August 18, 2013

The world of investing changed based on the research conducted by Fama and French. What did they discover? How can you benefit?

3 thoughts on “August 18, 2013”

  1. Thomas Graham says:

    Fama and French taught us that there are three main risks to think about when investing. You can consider market, size, and value. Size matters because small companies will have a 3% higher return after a long time. Value is important as well because a company that is cheap may provide a 5% higher return than other companies over a long time. To take advantage of this you must be able to wait a long time to get a return on small companies and value stocks.

  2. Mike Finley says:

    Outstanding, Thomas! Let’s recap. Fama and French identified three factors when one considers investing in stocks. The market as a whole, value companies (sick companies like Kmart), and small companies. The past has provided a premium return on those value and small companies just like Thomas stated. Will the present? We don’t know, but it would probably be wise to overweight your stock portion of your portfolio to those value and small companies.
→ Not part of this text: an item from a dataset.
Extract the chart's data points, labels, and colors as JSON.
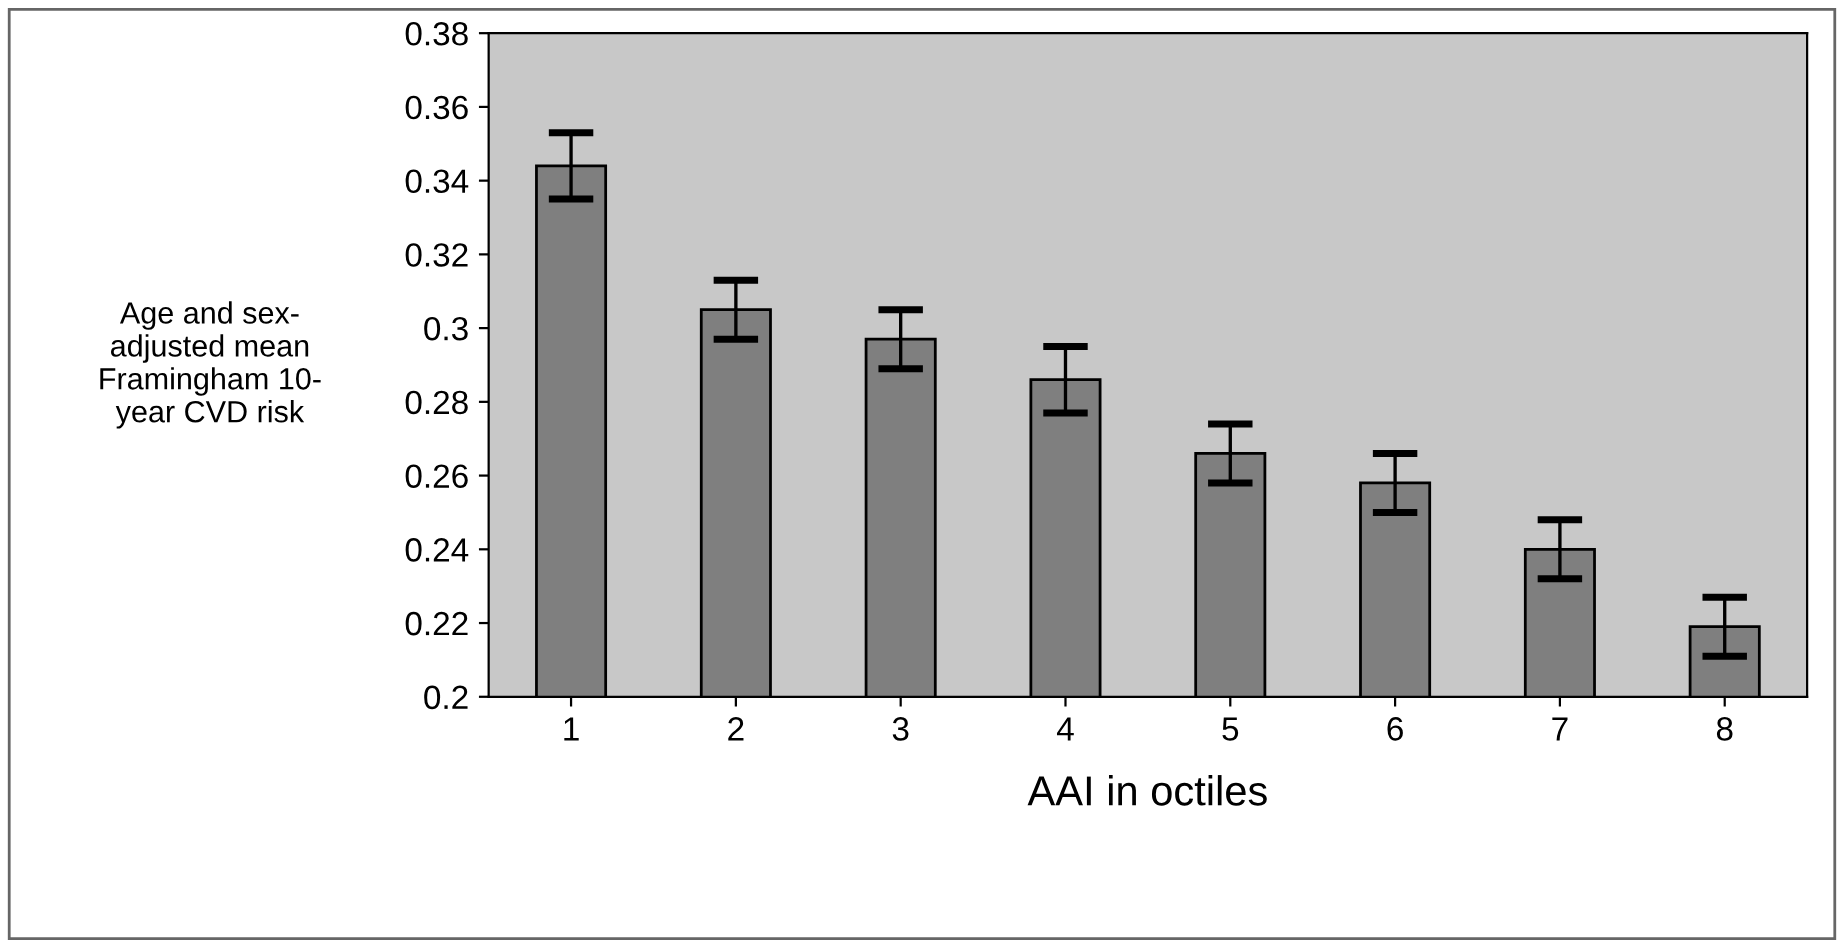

    This can easily be done with a couple of ideal no-load index funds at Vanguard. The Small-cap value index fund and the Value Index fund (large not so healthy companies) are ideal choices. You can learn more on this topic by reading William Bernstein’s wonderful book, The Four Pillars of Investing as well as his shorter version, The Investor’s Manifesto.

  3. Mike Finley says:

    By the way, I overweight my portfolio toward those very same index funds which are ultra cheap. You may also be able to find something similar in your 401(k) at work. Focus on the words index, small-cap, and value when doing your search.